Over the last few years, we have seen dysfunction from partisan ends. Leader Mitch McConnell in the Senate did all he could to obstruct the agenda of a democratic president, including blocking a Supreme Court judge. In the same breath, he also kept any legislation to open the government from reaching the floor. Why? The goal was to be subservient to ideology and to the president. He surrendered his responsibilities. He was doing this in the vein of Speaker Gingrich. His goal was not to assert the independence of the branch, under the Constitution, but to be supine to the executive.
It was transparent when McConnell said that he would not bring to the floor any bill that the President would not sign. It appears that the Majority Leader never heard of veto overrides. And it is quite possible that he could have gotten the votes to do this early in the shutdown, since the bill that was finally passed was the same exact Continuing Resolution his body passed in December, with date changes.
This speaks to a serious issue in the United States. At least one leader is not willing to enforce his role as head of one of the three branches of government. Speaker Pelosi must have been a shock to both McConnell and the president. But chiefly, she was a surprise, maybe even a shock, to many Americans who are not familiar with the separation of powers within the Constitution.
This part of the story is even less understood. When Sarah Nelson, head of the Flight Attendants Union called for a national strike. We crossed a critical boundary. She told Slate why Federal Workers could not strike:
They felt really stuck. Don’t forget, if they struck, they were putting it all on the line. Not only were they sacrificing potentially their health care, their pensions, the right to ever work for the federal government again, but they could be prosecuted for striking. That’s how fundamentally they are not able to take action when there is such an egregious act against them. That’s outrageous and that’s something that has to change.
This was a critical part of the conversation. It matters. The erosion of worker rights makes it at times very difficult, if not outright illegal, to strike. If you are part of a Union, and your contract includes a no-strike clause, you are part of a greatly diminished union movement.
However, her call for a national strike is unprecedented in modern times. I am using the present since the threat of another shutdown is there. So were the deepening sickouts that were bringing the air traffic system down. Less understood was the same phenomena in the Internal Revenue Service. People are still going to feel the effect because tax returns are expected to be delayed.
Organized labor, with all its faults and weakness, is discovering the muscle inherent in the movement. The words “national strike” are unprecedented in modern memory. The last was seventy long years ago. Some Americans may still remember it. But they were at best young at the time.
There are some people who credit labor for the president seeing the light and ending the shutdown. He threatens to bring another to pass if he does not get his wall by mid-February. In truth, it was a combination. Those who only credit Speaker Nancy Pelosi are also wrong.

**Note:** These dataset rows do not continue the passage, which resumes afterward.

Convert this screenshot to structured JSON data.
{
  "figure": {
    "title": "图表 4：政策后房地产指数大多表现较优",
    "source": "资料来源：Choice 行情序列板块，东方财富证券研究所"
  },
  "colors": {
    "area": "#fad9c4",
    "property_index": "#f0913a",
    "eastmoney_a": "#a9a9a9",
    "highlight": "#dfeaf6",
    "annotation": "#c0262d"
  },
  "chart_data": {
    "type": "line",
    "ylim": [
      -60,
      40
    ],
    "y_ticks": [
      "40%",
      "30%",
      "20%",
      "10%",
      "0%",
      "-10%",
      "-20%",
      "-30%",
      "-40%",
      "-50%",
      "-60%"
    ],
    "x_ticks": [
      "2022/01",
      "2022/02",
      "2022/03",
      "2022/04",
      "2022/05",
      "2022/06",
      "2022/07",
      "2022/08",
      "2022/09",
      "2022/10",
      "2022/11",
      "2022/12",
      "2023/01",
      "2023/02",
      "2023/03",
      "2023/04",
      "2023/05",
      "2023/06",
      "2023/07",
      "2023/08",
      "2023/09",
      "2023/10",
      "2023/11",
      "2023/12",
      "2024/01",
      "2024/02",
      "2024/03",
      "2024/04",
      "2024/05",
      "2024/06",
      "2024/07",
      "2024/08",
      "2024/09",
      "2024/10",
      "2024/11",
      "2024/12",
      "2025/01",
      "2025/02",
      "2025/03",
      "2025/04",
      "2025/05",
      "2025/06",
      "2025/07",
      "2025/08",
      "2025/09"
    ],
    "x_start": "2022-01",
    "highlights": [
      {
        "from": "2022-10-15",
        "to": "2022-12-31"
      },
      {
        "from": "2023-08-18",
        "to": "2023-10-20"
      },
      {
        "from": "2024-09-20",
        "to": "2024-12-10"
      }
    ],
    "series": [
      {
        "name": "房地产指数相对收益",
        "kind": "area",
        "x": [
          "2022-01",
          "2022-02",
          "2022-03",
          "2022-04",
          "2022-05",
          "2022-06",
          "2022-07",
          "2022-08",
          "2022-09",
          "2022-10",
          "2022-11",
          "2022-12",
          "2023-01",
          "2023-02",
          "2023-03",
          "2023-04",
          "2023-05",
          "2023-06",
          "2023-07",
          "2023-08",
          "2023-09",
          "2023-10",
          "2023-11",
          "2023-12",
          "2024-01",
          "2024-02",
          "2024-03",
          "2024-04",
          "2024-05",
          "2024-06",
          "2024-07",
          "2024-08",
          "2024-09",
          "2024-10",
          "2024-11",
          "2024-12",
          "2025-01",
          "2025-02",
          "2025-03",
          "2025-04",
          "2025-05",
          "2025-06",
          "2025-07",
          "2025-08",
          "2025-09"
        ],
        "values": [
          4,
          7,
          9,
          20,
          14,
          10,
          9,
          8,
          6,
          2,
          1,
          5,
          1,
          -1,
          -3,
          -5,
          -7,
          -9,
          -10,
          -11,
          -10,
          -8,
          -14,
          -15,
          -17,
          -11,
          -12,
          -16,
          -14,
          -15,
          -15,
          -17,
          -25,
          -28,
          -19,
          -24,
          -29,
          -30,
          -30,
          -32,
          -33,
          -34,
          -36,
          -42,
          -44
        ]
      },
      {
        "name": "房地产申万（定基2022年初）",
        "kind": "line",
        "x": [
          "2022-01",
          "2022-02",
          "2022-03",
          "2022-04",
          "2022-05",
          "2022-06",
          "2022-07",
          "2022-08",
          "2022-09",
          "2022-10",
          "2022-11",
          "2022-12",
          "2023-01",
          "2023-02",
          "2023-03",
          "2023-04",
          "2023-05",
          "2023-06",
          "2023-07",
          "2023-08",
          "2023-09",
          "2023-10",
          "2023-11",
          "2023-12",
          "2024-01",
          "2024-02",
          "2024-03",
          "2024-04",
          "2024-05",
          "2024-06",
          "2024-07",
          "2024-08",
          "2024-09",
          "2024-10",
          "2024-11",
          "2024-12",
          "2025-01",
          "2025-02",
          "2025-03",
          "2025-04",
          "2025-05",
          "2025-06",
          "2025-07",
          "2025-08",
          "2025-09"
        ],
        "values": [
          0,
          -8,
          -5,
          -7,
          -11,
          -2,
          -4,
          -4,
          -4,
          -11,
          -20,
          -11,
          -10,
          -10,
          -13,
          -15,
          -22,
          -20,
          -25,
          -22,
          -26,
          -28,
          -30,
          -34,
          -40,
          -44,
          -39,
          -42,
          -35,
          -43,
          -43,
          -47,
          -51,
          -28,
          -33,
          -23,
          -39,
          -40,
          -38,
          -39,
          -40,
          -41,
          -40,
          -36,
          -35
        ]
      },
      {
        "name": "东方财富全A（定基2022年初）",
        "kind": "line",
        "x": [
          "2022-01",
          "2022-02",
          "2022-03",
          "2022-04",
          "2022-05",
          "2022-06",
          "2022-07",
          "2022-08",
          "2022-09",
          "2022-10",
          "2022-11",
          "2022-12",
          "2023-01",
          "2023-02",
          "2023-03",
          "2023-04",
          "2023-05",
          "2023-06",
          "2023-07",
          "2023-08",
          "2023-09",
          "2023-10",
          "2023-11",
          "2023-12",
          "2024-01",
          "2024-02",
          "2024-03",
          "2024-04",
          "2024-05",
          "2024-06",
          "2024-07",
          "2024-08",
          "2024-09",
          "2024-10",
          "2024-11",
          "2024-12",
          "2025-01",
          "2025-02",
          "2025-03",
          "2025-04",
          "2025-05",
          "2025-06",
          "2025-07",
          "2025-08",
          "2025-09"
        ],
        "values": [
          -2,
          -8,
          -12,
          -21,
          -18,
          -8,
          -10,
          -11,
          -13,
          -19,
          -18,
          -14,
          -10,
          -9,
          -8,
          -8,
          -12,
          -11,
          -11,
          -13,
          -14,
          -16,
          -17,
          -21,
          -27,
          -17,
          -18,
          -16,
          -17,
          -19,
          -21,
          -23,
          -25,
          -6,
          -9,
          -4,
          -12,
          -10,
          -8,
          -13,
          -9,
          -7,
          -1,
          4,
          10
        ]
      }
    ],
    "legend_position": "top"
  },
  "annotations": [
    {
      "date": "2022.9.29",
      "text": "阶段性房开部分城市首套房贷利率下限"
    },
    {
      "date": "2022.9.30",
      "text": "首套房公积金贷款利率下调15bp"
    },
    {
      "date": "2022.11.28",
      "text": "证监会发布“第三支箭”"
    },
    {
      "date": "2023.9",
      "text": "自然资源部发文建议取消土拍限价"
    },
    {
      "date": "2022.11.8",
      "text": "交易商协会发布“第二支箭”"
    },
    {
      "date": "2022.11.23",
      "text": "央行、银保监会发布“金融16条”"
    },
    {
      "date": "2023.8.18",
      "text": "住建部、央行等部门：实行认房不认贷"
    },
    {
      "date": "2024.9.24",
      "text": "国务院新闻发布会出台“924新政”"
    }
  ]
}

However, things are never as simple as just a single factor. There is another, less spoken. Many of the President’s friends would have had trouble getting to the Supper bowl. And then there were others in the top echelons of business who were affected by the shutdown, and apparently, Trump One was stuck in La Guardia. I have not been able to confirm this one, but if true, it explains a lot. It is always about Trump.
However, Americans tasted Separation of Powers, and organized labor did flex muscles. This could be one of those inflection points in American history that historians will look back at. We may be watching the end of the Imperial Presidency and the rebirth of organized labor as a force in the country. Both will be needed if we are to start cracking the heavy load of income inequality that is a very destabilizing factor.
Time will tell if this is a momentary blip or a serious change.